Her şeyden önce, bir kitabın ya da metnin diğer dillerde de ilgi görmesi ve keyifle okunabilmesi için edebiyat alanında uzmanlaşmış bir çevirmenin elinden geçmiş olması gerekir. Edebi bilgi ve birikimine kendi yaratıcı becerilerini de katabilecek nitelikte bir çevirmen, eserin değerini yitirmeden başka bir dile çevrilmesi için olmazsa olmazdır. Bu nedenle bir edebiyat çevirmeni sadece profesyonel bir çevirmen değil, aynı zamanda nitelikli bir okuyucu ve iyi bir metin yazarı olmalıdır. “Basit bir çeviriyi” dünya çapında okuyucuları fetheden bir edebi esere dönüştürmek için yeterli sanatsal yetkinliğe ve entelektüel bilgi birikimine sahip olmalıdır.

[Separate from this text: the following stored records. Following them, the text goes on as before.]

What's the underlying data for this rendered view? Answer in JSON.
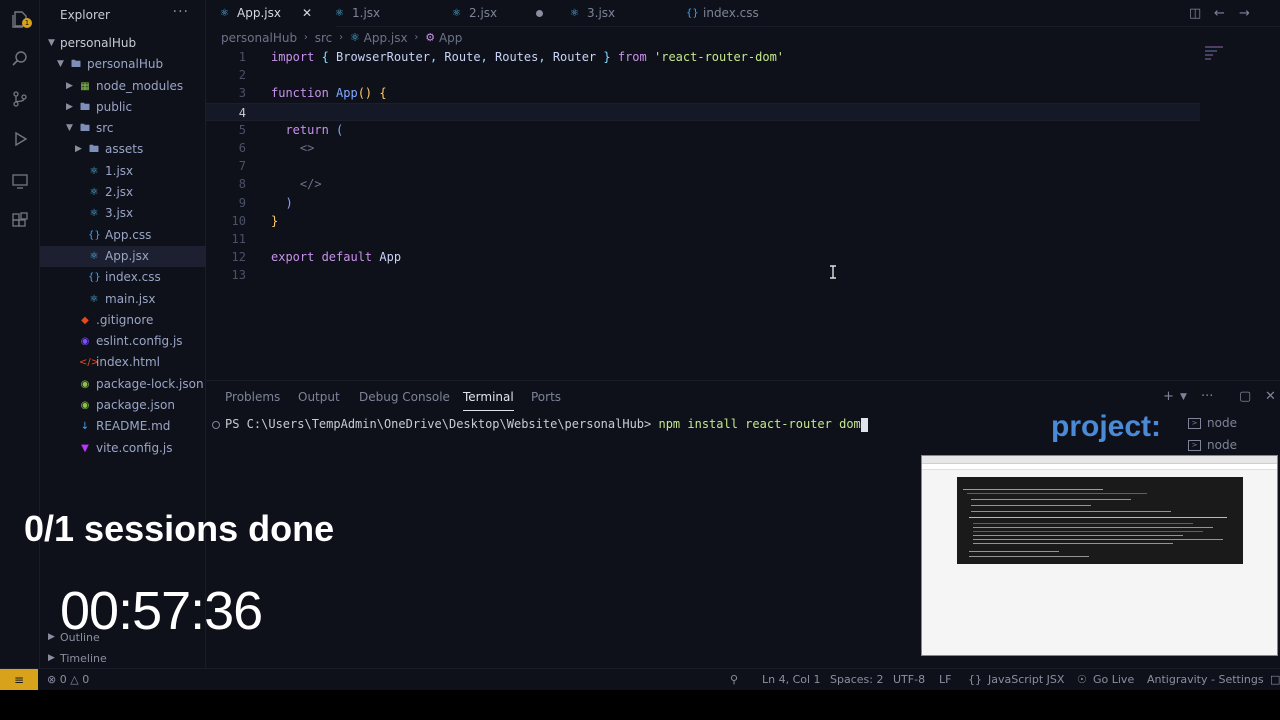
{
  "sidebar": {
    "header": "Explorer",
    "more": "···",
    "tree": [
      {
        "label": "personalHub",
        "depth": 0,
        "type": "root-folder",
        "expanded": true
      },
      {
        "label": "personalHub",
        "depth": 1,
        "type": "folder",
        "expanded": true
      },
      {
        "label": "node_modules",
        "depth": 2,
        "type": "folder-node",
        "expanded": false
      },
      {
        "label": "public",
        "depth": 2,
        "type": "folder",
        "expanded": false
      },
      {
        "label": "src",
        "depth": 2,
        "type": "folder",
        "expanded": true
      },
      {
        "label": "assets",
        "depth": 3,
        "type": "folder",
        "expanded": false
      },
      {
        "label": "1.jsx",
        "depth": 3,
        "type": "react"
      },
      {
        "label": "2.jsx",
        "depth": 3,
        "type": "react"
      },
      {
        "label": "3.jsx",
        "depth": 3,
        "type": "react"
      },
      {
        "label": "App.css",
        "depth": 3,
        "type": "css"
      },
      {
        "label": "App.jsx",
        "depth": 3,
        "type": "react",
        "selected": true
      },
      {
        "label": "index.css",
        "depth": 3,
        "type": "css"
      },
      {
        "label": "main.jsx",
        "depth": 3,
        "type": "react"
      },
      {
        "label": ".gitignore",
        "depth": 2,
        "type": "git"
      },
      {
        "label": "eslint.config.js",
        "depth": 2,
        "type": "eslint"
      },
      {
        "label": "index.html",
        "depth": 2,
        "type": "html"
      },
      {
        "label": "package-lock.json",
        "depth": 2,
        "type": "json"
      },
      {
        "label": "package.json",
        "depth": 2,
        "type": "json"
      },
      {
        "label": "README.md",
        "depth": 2,
        "type": "md"
      },
      {
        "label": "vite.config.js",
        "depth": 2,
        "type": "vite"
      }
    ],
    "outline": "Outline",
    "timeline": "Timeline"
  },
  "tabs": [
    {
      "label": "App.jsx",
      "active": true,
      "type": "react"
    },
    {
      "label": "1.jsx",
      "type": "react"
    },
    {
      "label": "2.jsx",
      "type": "react",
      "dirty": true
    },
    {
      "label": "3.jsx",
      "type": "react"
    },
    {
      "label": "index.css",
      "type": "css"
    }
  ],
  "breadcrumb": [
    "personalHub",
    "src",
    "App.jsx",
    "App"
  ],
  "editor": {
    "current_line": 4,
    "lines": [
      [
        [
          "kw",
          "import"
        ],
        [
          "pn",
          " { "
        ],
        [
          "id",
          "BrowserRouter"
        ],
        [
          "pn",
          ", "
        ],
        [
          "id",
          "Route"
        ],
        [
          "pn",
          ", "
        ],
        [
          "id",
          "Routes"
        ],
        [
          "pn",
          ", "
        ],
        [
          "id",
          "Router"
        ],
        [
          "pn",
          " } "
        ],
        [
          "kw",
          "from"
        ],
        [
          "str",
          " 'react-router-dom'"
        ]
      ],
      [],
      [
        [
          "kw",
          "function"
        ],
        [
          "fn",
          " App"
        ],
        [
          "br",
          "()"
        ],
        [
          "pn",
          " "
        ],
        [
          "br",
          "{"
        ]
      ],
      [],
      [
        [
          "pn",
          "  "
        ],
        [
          "kw",
          "return"
        ],
        [
          "pn",
          " "
        ],
        [
          "fn",
          "("
        ]
      ],
      [
        [
          "tg",
          "    <>"
        ]
      ],
      [],
      [
        [
          "tg",
          "    </>"
        ]
      ],
      [
        [
          "pn",
          "  "
        ],
        [
          "fn",
          ")"
        ]
      ],
      [
        [
          "br",
          "}"
        ]
      ],
      [],
      [
        [
          "kw",
          "export"
        ],
        [
          "kw",
          " default"
        ],
        [
          "id",
          " App"
        ]
      ],
      []
    ]
  },
  "panel": {
    "tabs": [
      "Problems",
      "Output",
      "Debug Console",
      "Terminal",
      "Ports"
    ],
    "active_tab": "Terminal",
    "prompt": "PS C:\\Users\\TempAdmin\\OneDrive\\Desktop\\Website\\personalHub> ",
    "command": "npm install react-router dom",
    "terminals": [
      "node",
      "node"
    ]
  },
  "overlay": {
    "sessions": "0/1 sessions done",
    "timer": "00:57:36",
    "project": "project:"
  },
  "status": {
    "errors": "0",
    "warnings": "0",
    "position": "Ln 4, Col 1",
    "spaces": "Spaces: 2",
    "encoding": "UTF-8",
    "eol": "LF",
    "language": "JavaScript JSX",
    "golive": "Go Live",
    "extension": "Antigravity - Settings"
  },
  "colors": {
    "background": "#0f111a",
    "accent": "#d9a21b",
    "react": "#4fc3f7",
    "keyword": "#c792ea",
    "string": "#c3e88d"
  }
}
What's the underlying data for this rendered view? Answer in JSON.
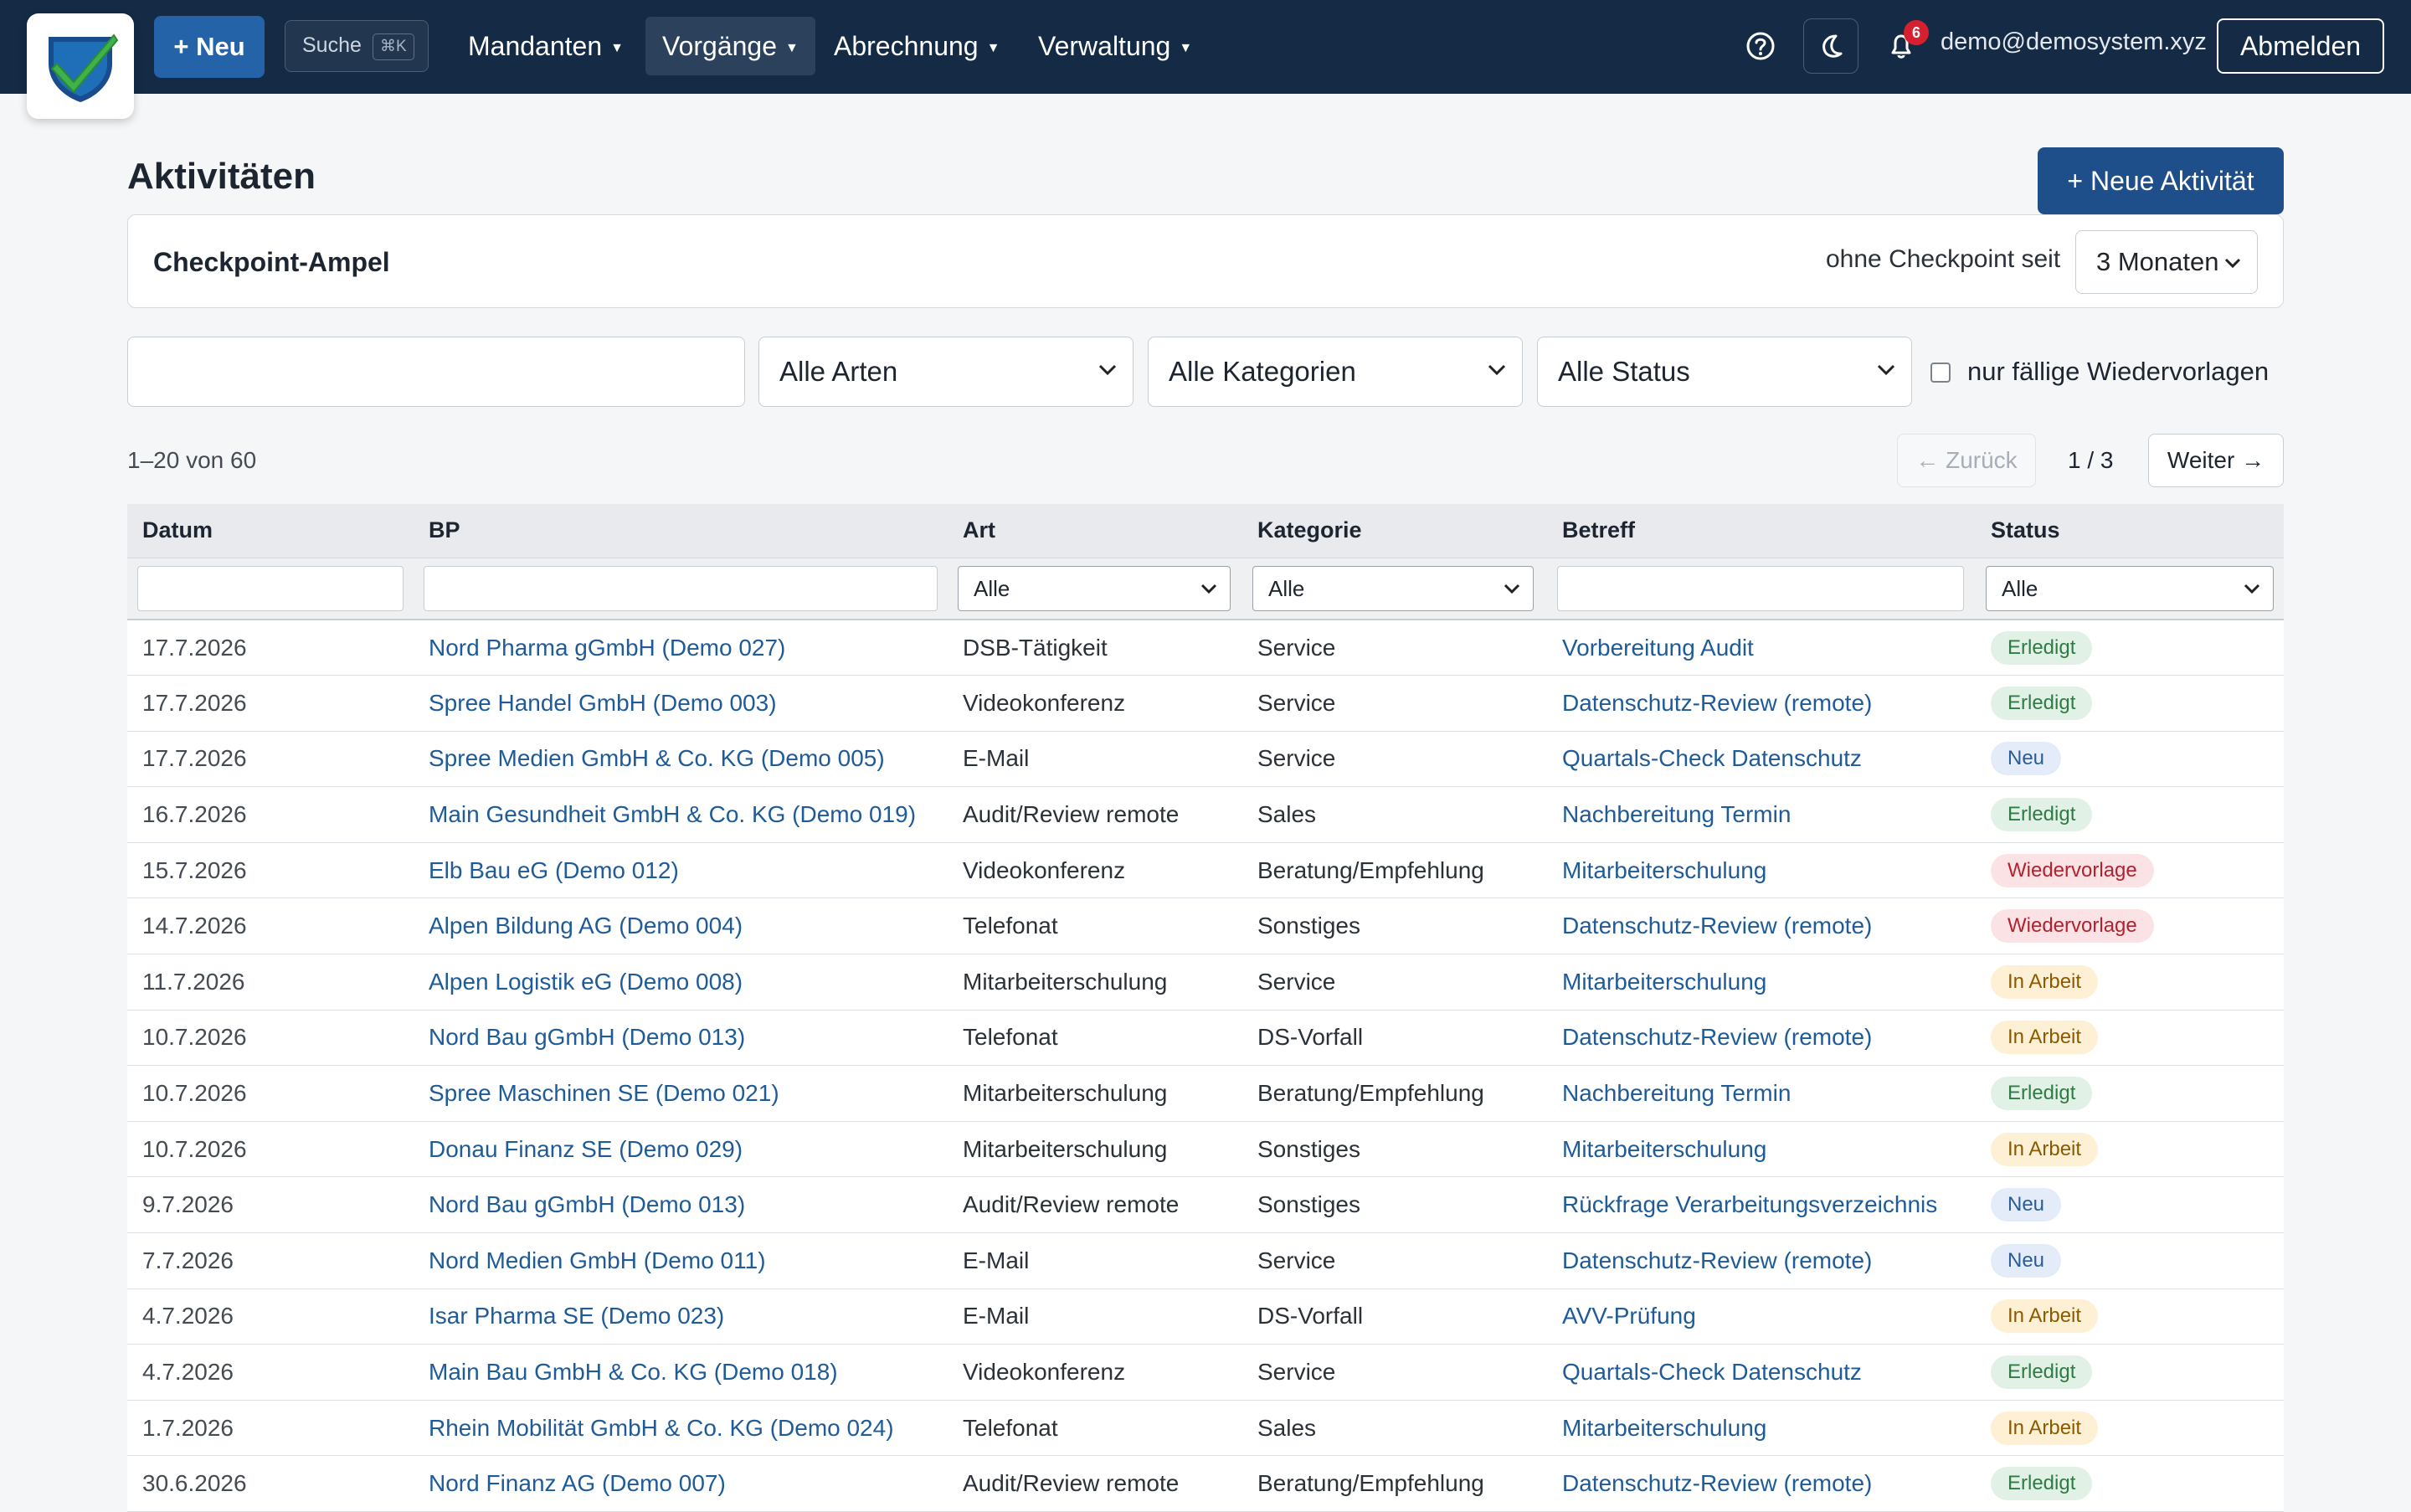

Roman, şiir ya da herhangi bir edebi eseri yaratmak sanat ise; bu eseri başka bir dile çevirmek iki kere sanattır. Çünkü çevirmen edebi esere farklı dilde yeni bir ruh üfler. Dolayısıyla edebi çeviri, çoğu insanın sandığının aksine bir yazıyı doğrudan kelimesi kelimesine başka bir dile aktarmak değil, onu yazıldığı dilde anlayıp özüne sadık kalmak koşuluyla değerini koruyarak yeni bir sanatsal duyuşla âdeta yeniden doğurmaktır.